Kau Berkata

Dewinda
Chapter #32

32

Adzan tersenyum ke arah Isarat. Ia menepuk-nepuk pundaknya, lalu bangkit. Pria berpeci putih itu menggoreskan satu kata, Assalamu’alaikum, keselamatan bagimu. Tidak menunggu balasan, pria itu keluar dari rumah Isarat.

Isarat menatap sosok punggungnya yang melintas sekilas dari balik jendela rumahnya. Ia melirik secarik kertas di mana Adzan menuangkan semua pikirannya. Ia mengetuk-ngetukkan jari. Seberkas sinar matahari senja merembes masuk. Melukiskan semburat warna jingga di atas lantai rumahnya yang putih.

Lama, hingga gelap menguasai sekitarnya, Isarat masih diam terpaku.

Terbersit lagi kata-kata itu.

adalah salju ….

… orang sunyi dan puisi ….

Dia, orang sunyi, telah dipertemukan dengan Kevia, sang puisi yang terbit perlahan di hatinya.

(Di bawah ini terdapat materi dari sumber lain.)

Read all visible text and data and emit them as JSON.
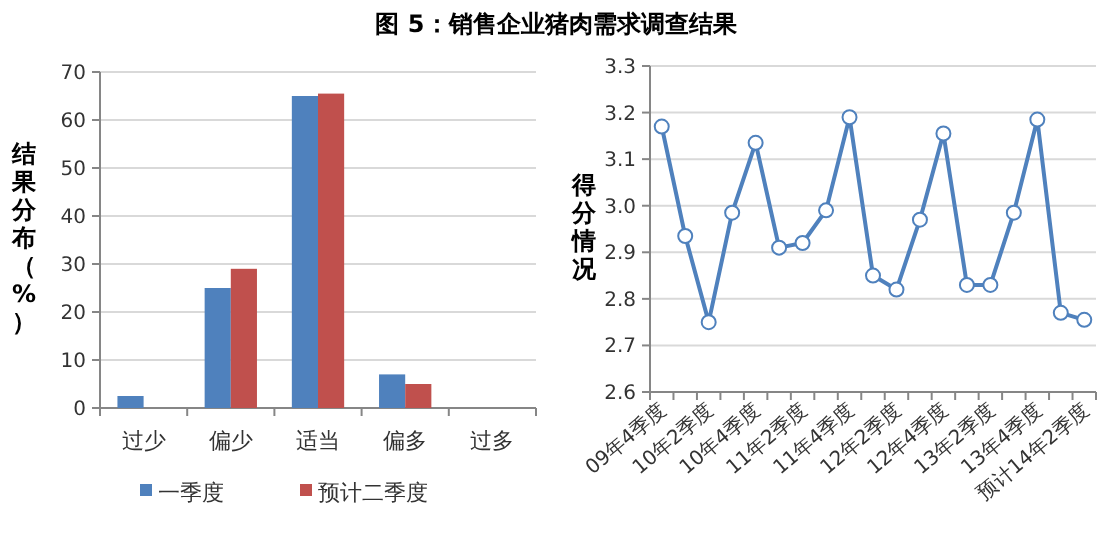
{
  "chart_data": [
    {
      "type": "bar",
      "title": "图 5：销售企业猪肉需求调查结果",
      "ylabel": "结果分布（%）",
      "categories": [
        "过少",
        "偏少",
        "适当",
        "偏多",
        "过多"
      ],
      "series": [
        {
          "name": "一季度",
          "color": "#4f81bd",
          "values": [
            2.5,
            25,
            65,
            7,
            null
          ]
        },
        {
          "name": "预计二季度",
          "color": "#c0504d",
          "values": [
            null,
            29,
            65.5,
            5,
            null
          ]
        }
      ],
      "ylim": [
        0,
        70
      ],
      "yticks": [
        0,
        10,
        20,
        30,
        40,
        50,
        60,
        70
      ],
      "grid": "y",
      "legend": "bottom"
    },
    {
      "type": "line",
      "ylabel": "得分情况",
      "categories": [
        "09年4季度",
        null,
        "10年2季度",
        null,
        "10年4季度",
        null,
        "11年2季度",
        null,
        "11年4季度",
        null,
        "12年2季度",
        null,
        "12年4季度",
        null,
        "13年2季度",
        null,
        "13年4季度",
        null,
        "预计14年2季度"
      ],
      "series": [
        {
          "color": "#4f81bd",
          "values": [
            3.17,
            2.935,
            2.75,
            2.985,
            3.135,
            2.91,
            2.92,
            2.99,
            3.19,
            2.85,
            2.82,
            2.97,
            3.155,
            2.83,
            2.83,
            2.985,
            3.185,
            2.77,
            2.755
          ]
        }
      ],
      "ylim": [
        2.6,
        3.3
      ],
      "yticks": [
        {
          "value": 2.6,
          "label": "2.6"
        },
        {
          "value": 2.7,
          "label": "2.7"
        },
        {
          "value": 2.8,
          "label": "2.8"
        },
        {
          "value": 2.9,
          "label": "2.9"
        },
        {
          "value": 3.0,
          "label": "3.0"
        },
        {
          "value": 3.1,
          "label": "3.1"
        },
        {
          "value": 3.2,
          "label": "3.2"
        },
        {
          "value": 3.3,
          "label": "3.3"
        }
      ],
      "grid": "y",
      "marker": "circle",
      "line_style": "solid"
    }
  ]
}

dunia yang membenci, sebesar mencinta ….

Kevia yang menunjukkan bahwa cinta masih ada untuknya, di tengah-tengah kebencian manusia-manusia. Dialah Kesabaran dalam semua Kemarahan. Dia yang menyalakan lilin … ketika Isarat telah memutuskan untuk menutup matanya, satu-satunya indera yang menjadi penghubung antara dirinya dengan semua yang di luar dirinya.

Kevia, yang seperti itu, mencintai Allah SWT. Jadi, mungkinkah bukan Allah SWT ini yang menebar kebencian di hati manusia itu? Karena Kevia tidak mempunyai benih-benih itu. Bagaimana dengan Adzan? Bagaimana dengan wanita paruh baya tetangganya itu?

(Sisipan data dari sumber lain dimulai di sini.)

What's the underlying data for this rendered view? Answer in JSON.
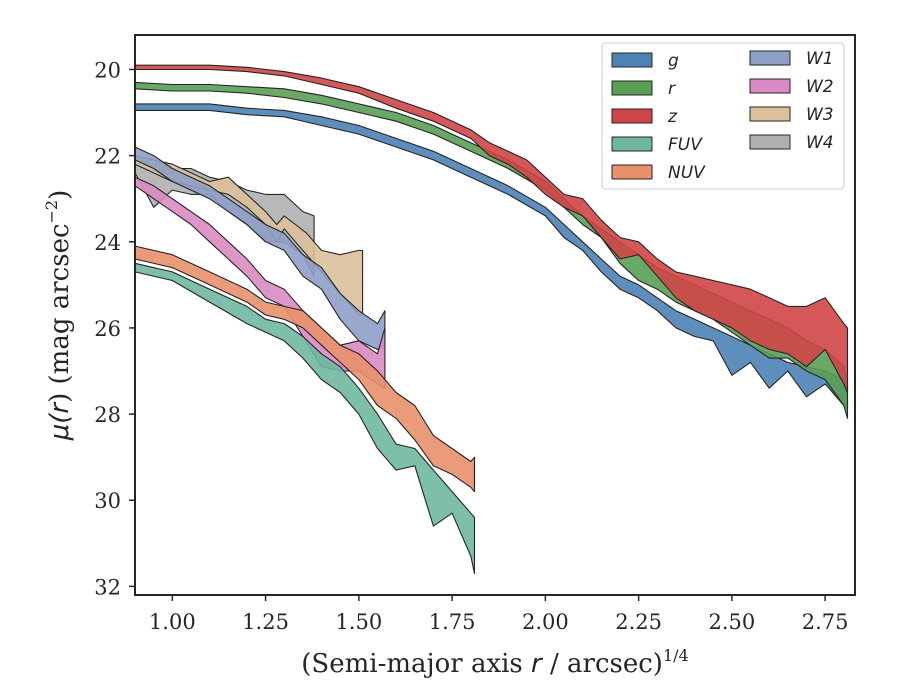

Siapa Dia, yang katanya Maha Kuasa, yang dicintai oleh Kevia dan Adzan itu? Isarat menyadari keadaan yang sudah gelap. Ia menyalakan lampu rumahnya. Di sudut ruang depan rumahnya, menumpuk buku-buku pemberian Kevia dan Adzan, yang belum terbaca semua olehnya.

Ia menatap nanar ke arah mereka. Ragu, ia berjalan menjauh. Menatap lagi ke arah mereka, lalu mencoba mendekati. Ia menggeleng, terlalu banyak kekecewaan. Dari buku-buku itu, ia mendapat harapan. Lalu, dijatuhkan oleh harapan yang tak tersampaikan.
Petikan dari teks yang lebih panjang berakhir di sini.